Welcome to Museum Archipelago in Your Inbox, which does exactly what it says on the tin. Museum Archipelago, your audio guide to the rocky landscape of museums, is hosted by me, Ian Elsner.
For the 50th anniversary of the end of World War II, the Smithsonian National Air and Space Museum planned to display the Enola Gay, the Boeing B-29 that dropped the atomic bomb on Hiroshima. The plane was restored to be part of a full exhibit, presented alongside context about the atomic bombing's mass civilian casualties.
But that exhibit never opened. Instead, after years of script revisions and intense pressure from veterans' groups and Congress, the museum displayed the restored bomber's fuselage with minimal interpretation.
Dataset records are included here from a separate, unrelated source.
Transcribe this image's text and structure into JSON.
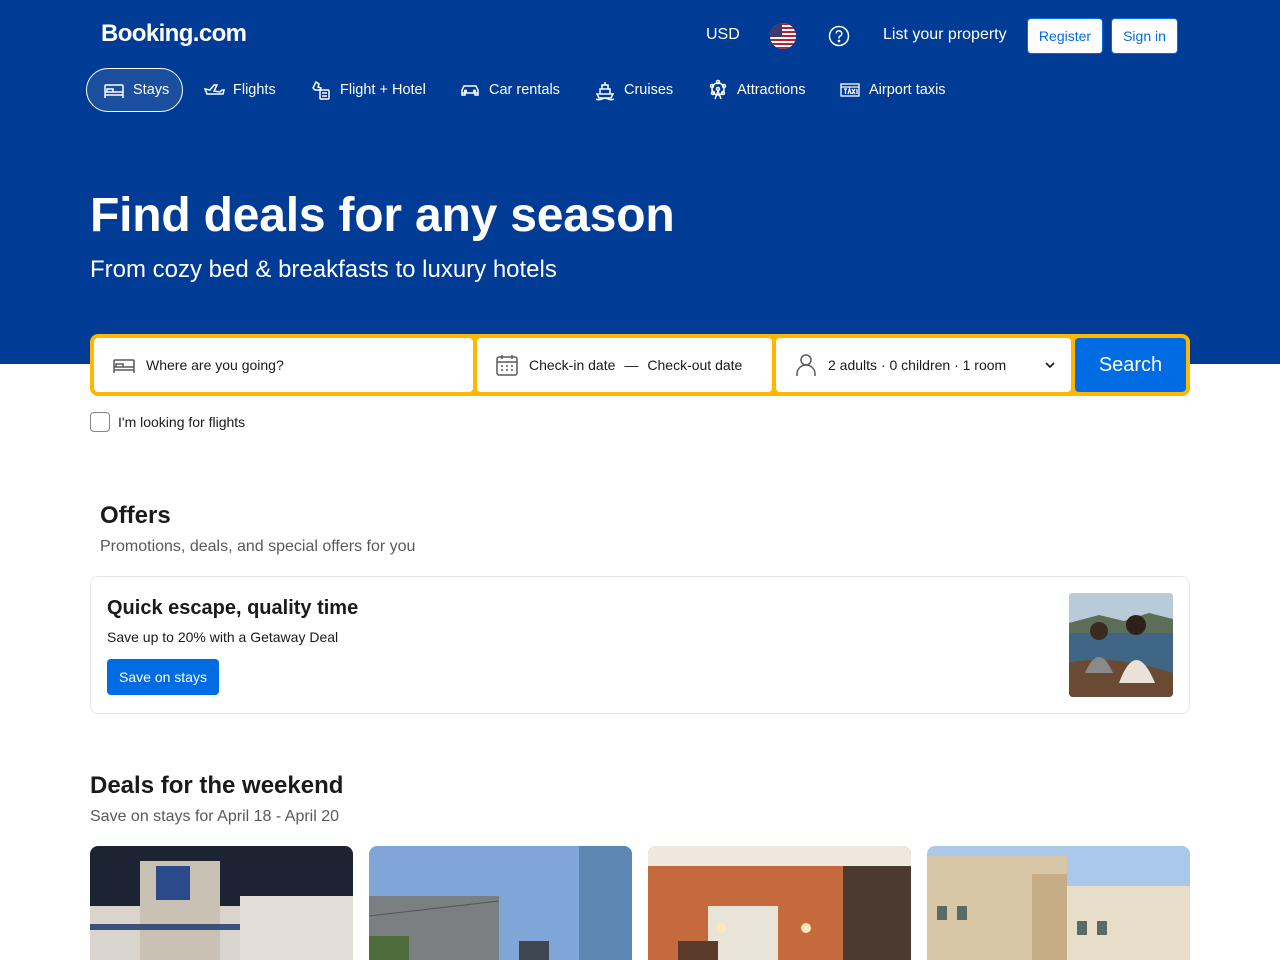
{
  "header": {
    "logo": "Booking.com",
    "currency": "USD",
    "flag_icon": "us-flag-icon",
    "help_icon": "help-circle-icon",
    "list_property": "List your property",
    "register": "Register",
    "sign_in": "Sign in"
  },
  "nav": {
    "tabs": [
      {
        "label": "Stays",
        "icon": "bed-icon",
        "active": true
      },
      {
        "label": "Flights",
        "icon": "plane-icon"
      },
      {
        "label": "Flight + Hotel",
        "icon": "flight-hotel-icon"
      },
      {
        "label": "Car rentals",
        "icon": "car-icon"
      },
      {
        "label": "Cruises",
        "icon": "ship-icon"
      },
      {
        "label": "Attractions",
        "icon": "ferris-wheel-icon"
      },
      {
        "label": "Airport taxis",
        "icon": "taxi-icon"
      }
    ]
  },
  "hero": {
    "title": "Find deals for any season",
    "subtitle": "From cozy bed & breakfasts to luxury hotels"
  },
  "search": {
    "destination_placeholder": "Where are you going?",
    "checkin": "Check-in date",
    "date_separator": "—",
    "checkout": "Check-out date",
    "guests": "2 adults · 0 children · 1 room",
    "button": "Search",
    "flights_checkbox": "I'm looking for flights"
  },
  "offers": {
    "title": "Offers",
    "subtitle": "Promotions, deals, and special offers for you",
    "card": {
      "title": "Quick escape, quality time",
      "description": "Save up to 20% with a Getaway Deal",
      "button": "Save on stays"
    }
  },
  "deals": {
    "title": "Deals for the weekend",
    "subtitle": "Save on stays for April 18 - April 20"
  },
  "colors": {
    "brand_blue": "#003b95",
    "action_blue": "#006ce4",
    "search_border": "#ffb700"
  }
}
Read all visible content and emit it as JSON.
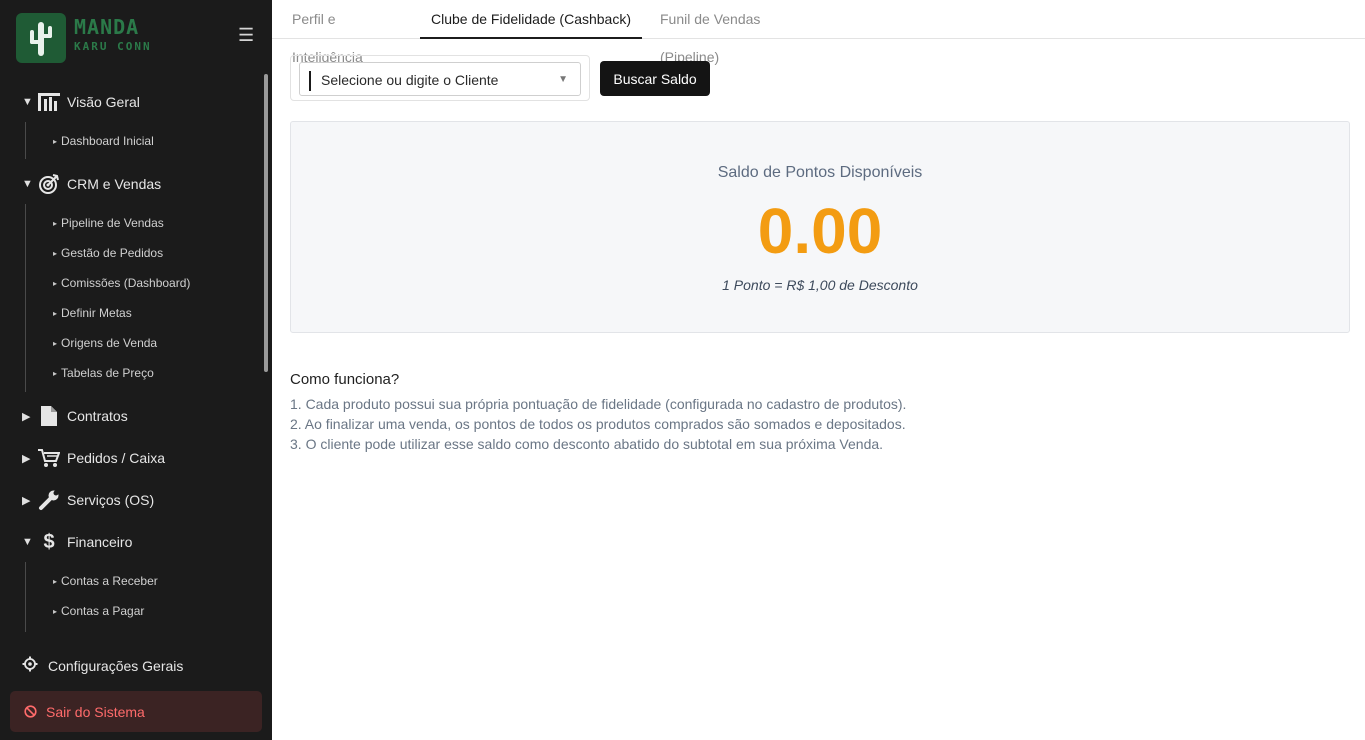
{
  "sidebar": {
    "brand": {
      "line1": "MANDA",
      "line2": "KARU CONN"
    },
    "groups": [
      {
        "label": "Visão Geral",
        "icon": "chart-bars-icon",
        "expanded": true,
        "items": [
          "Dashboard Inicial"
        ]
      },
      {
        "label": "CRM e Vendas",
        "icon": "target-icon",
        "expanded": true,
        "items": [
          "Pipeline de Vendas",
          "Gestão de Pedidos",
          "Comissões (Dashboard)",
          "Definir Metas",
          "Origens de Venda",
          "Tabelas de Preço"
        ]
      },
      {
        "label": "Contratos",
        "icon": "document-icon",
        "expanded": false
      },
      {
        "label": "Pedidos / Caixa",
        "icon": "cart-icon",
        "expanded": false
      },
      {
        "label": "Serviços (OS)",
        "icon": "wrench-icon",
        "expanded": false
      },
      {
        "label": "Financeiro",
        "icon": "dollar-icon",
        "expanded": true,
        "items": [
          "Contas a Receber",
          "Contas a Pagar"
        ]
      }
    ],
    "config_label": "Configurações Gerais",
    "logout_label": "Sair do Sistema"
  },
  "tabs": [
    {
      "label": "Perfil e Inteligência",
      "active": false
    },
    {
      "label": "Clube de Fidelidade (Cashback)",
      "active": true
    },
    {
      "label": "Funil de Vendas (Pipeline)",
      "active": false
    }
  ],
  "search": {
    "select_placeholder": "Selecione ou digite o Cliente",
    "button_label": "Buscar Saldo"
  },
  "balance": {
    "title": "Saldo de Pontos Disponíveis",
    "value": "0.00",
    "note": "1 Ponto = R$ 1,00 de Desconto"
  },
  "how_it_works": {
    "title": "Como funciona?",
    "lines": [
      "1. Cada produto possui sua própria pontuação de fidelidade (configurada no cadastro de produtos).",
      "2. Ao finalizar uma venda, os pontos de todos os produtos comprados são somados e depositados.",
      "3. O cliente pode utilizar esse saldo como desconto abatido do subtotal em sua próxima Venda."
    ]
  },
  "colors": {
    "sidebar_bg": "#1b1b1b",
    "brand_green": "#1f5b35",
    "points_orange": "#f39c12",
    "logout_red": "#ff6b6b"
  }
}
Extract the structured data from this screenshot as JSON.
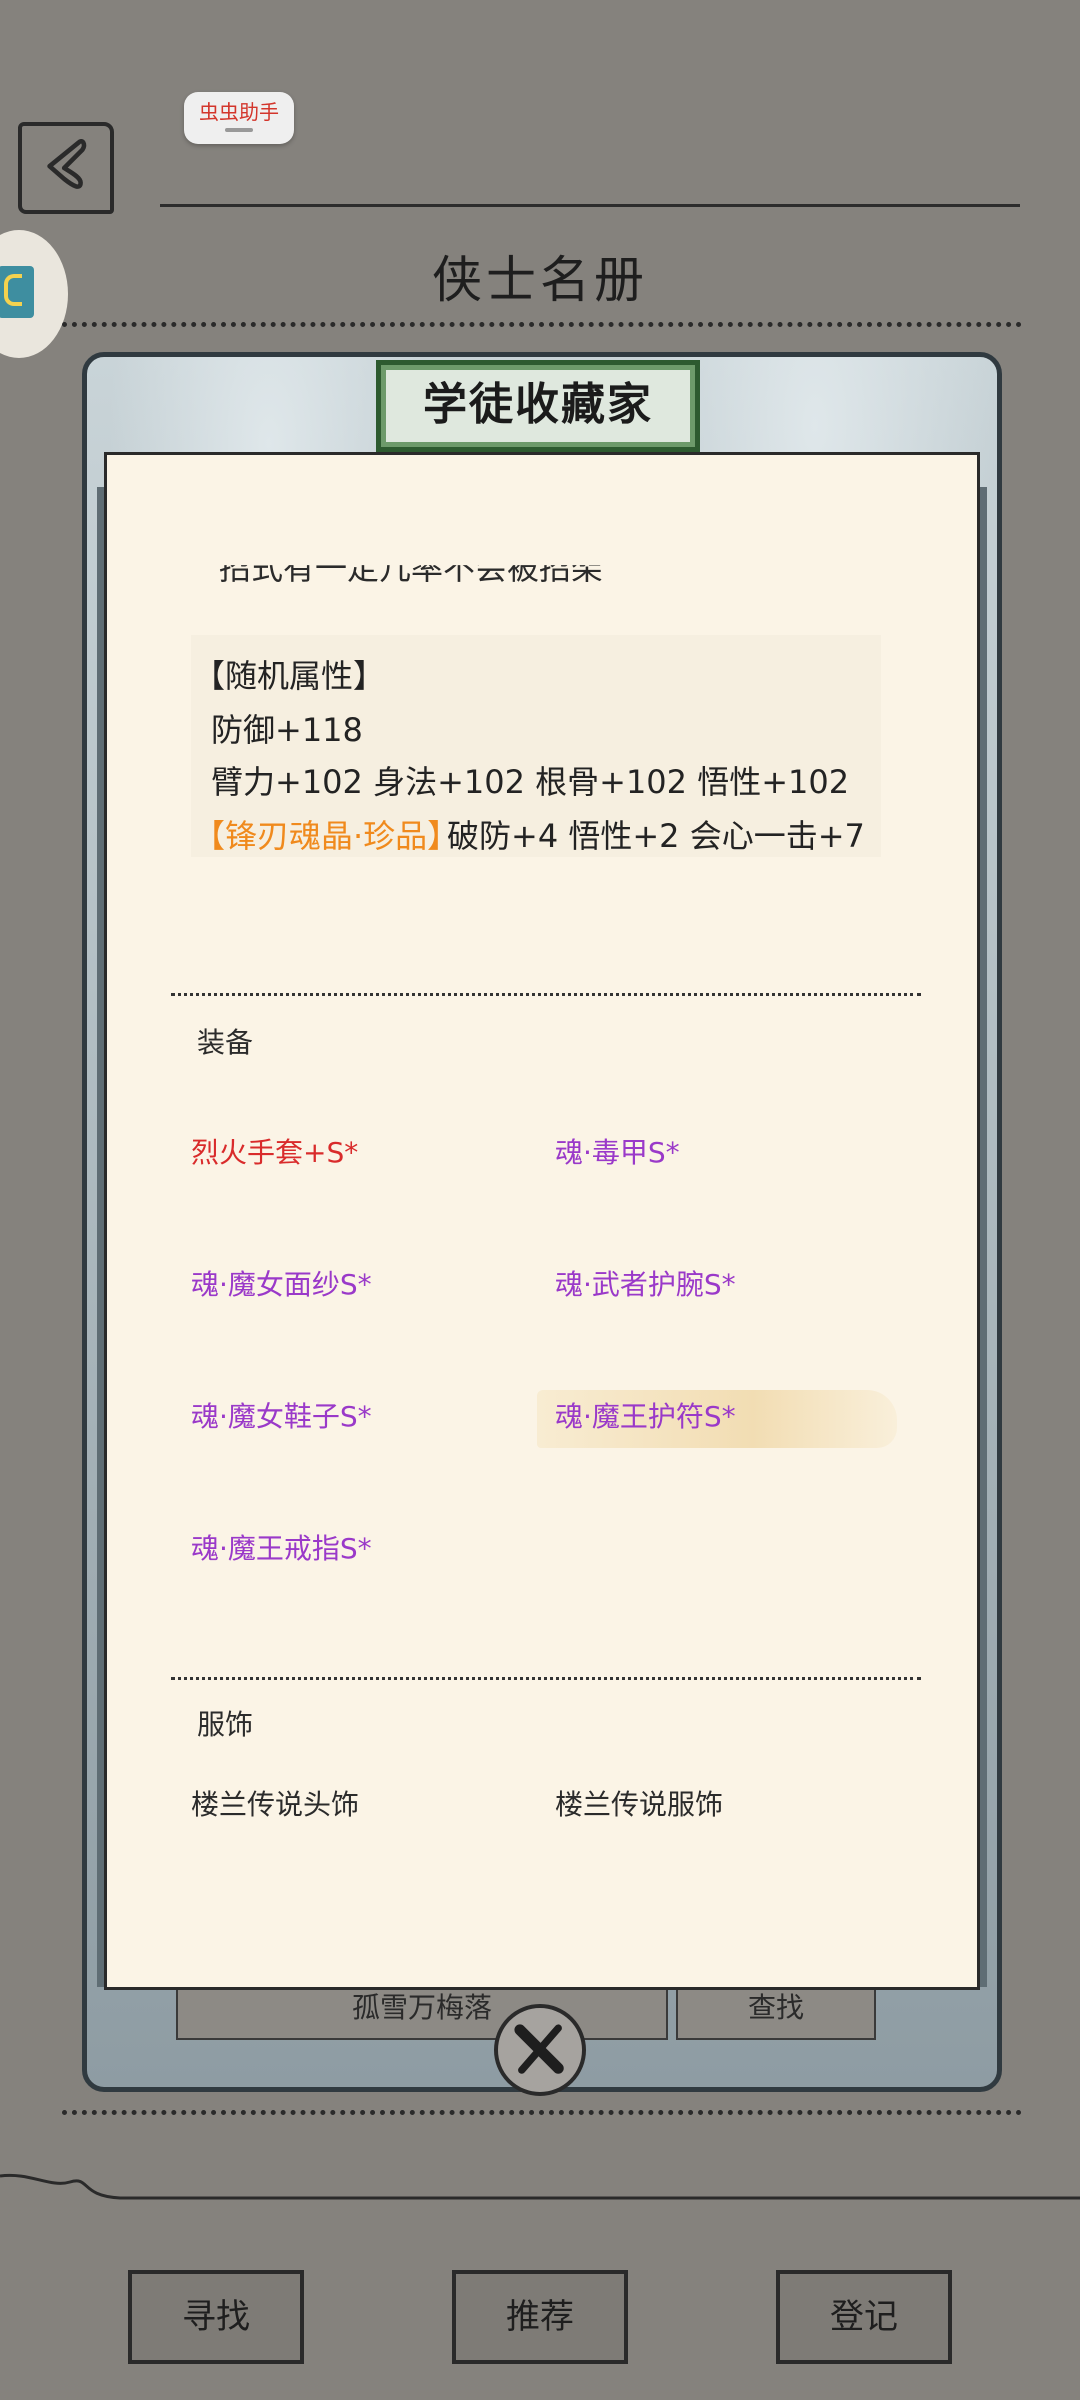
{
  "helper": {
    "label": "虫虫助手"
  },
  "header": {
    "title": "侠士名册"
  },
  "modal": {
    "title": "学徒收藏家",
    "cut_text": "招式有一定几率不会被招架",
    "random_attr": {
      "heading": "【随机属性】",
      "defense": "防御+118",
      "stats": "臂力+102 身法+102 根骨+102 悟性+102",
      "gem_name": "【锋刃魂晶·珍品】",
      "gem_effect": "破防+4 悟性+2 会心一击+7"
    },
    "equipment": {
      "label": "装备",
      "items": [
        "烈火手套+S*",
        "魂·毒甲S*",
        "魂·魔女面纱S*",
        "魂·武者护腕S*",
        "魂·魔女鞋子S*",
        "魂·魔王护符S*",
        "魂·魔王戒指S*"
      ]
    },
    "clothing": {
      "label": "服饰",
      "items": [
        "楼兰传说头饰",
        "楼兰传说服饰"
      ]
    }
  },
  "search": {
    "value": "孤雪万梅落",
    "button": "查找"
  },
  "bottom_nav": {
    "find": "寻找",
    "recommend": "推荐",
    "register": "登记"
  },
  "colors": {
    "background": "#85827d",
    "paper": "#fbf4e6",
    "orange": "#f08a1d",
    "purple": "#9a39c9",
    "red": "#d92b2b"
  }
}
The exhibit was primarily dedicated to the technical process of restoring the aircraft; as one visitor noted, "I learned a lot about how to polish aluminum, but I did not learn very much about the decision to drop the atomic bomb."
In this episode, historian Gregg Herken, who served as Chairman of the museum's Space History Division during the controversy, recounts how the exhibit went from reckoning with the bomb's full impact to re-enforcing a patriotic narrative. He recalls the specific moments that led up to one of the museum industry's cautionary tales, like when the director agreed to remove evocative artifacts like a schoolgirl's carbonized lunchbox from Hiroshima from the exhibition plans, and how the Air Force Association demanded the exhibit say the bombing saved 1 million American lives and other assertions that have been challenged by generations of historians.
Today, as a new presidential executive order dictates how the Smithsonian interprets American history, we realize the "Enola Gay Fiasco" isn't just a cautionary tale—it's the blueprint for a more aggressive campaign to justify anything.
Gallery Continues 🎒
Central to the Enola Gay fiasco is the tension between a museums as a collection and museums as a narrative -- moving beyond technological celebration toward contextual interpretation. Across the National Mall from the National Air and Space Museum, the Fossil Hall at the National Museum of Natural History has been able to transition from the taxonomy-focused "Hall of Extinct Monsters" to today's narrative-driven "Deep Time". As exhibitions developer Ben Miller noted about the Fossil Hall evolution in episode 66, designers eventually recognized exhibitions should exist "more for the public, rather than being a showroom for the collections."
Archipelago at the Movies🍿 "The Simpsons" Uncut Femmes (2021)
Some of the best episodes of the Simpsons take place at a museum, but this one takes place at two: a World War II battleship, on which Marge gets stuck chaperoning an overnight field trip, and the Museum of Generational Wealth, which plays host to the annual Gen Gala.
In this episode, Rebecca Reibstein enlightens me about the Met Gala and unpacks the concept of camp, while we continue to refine the beats and twists of our own museum heist.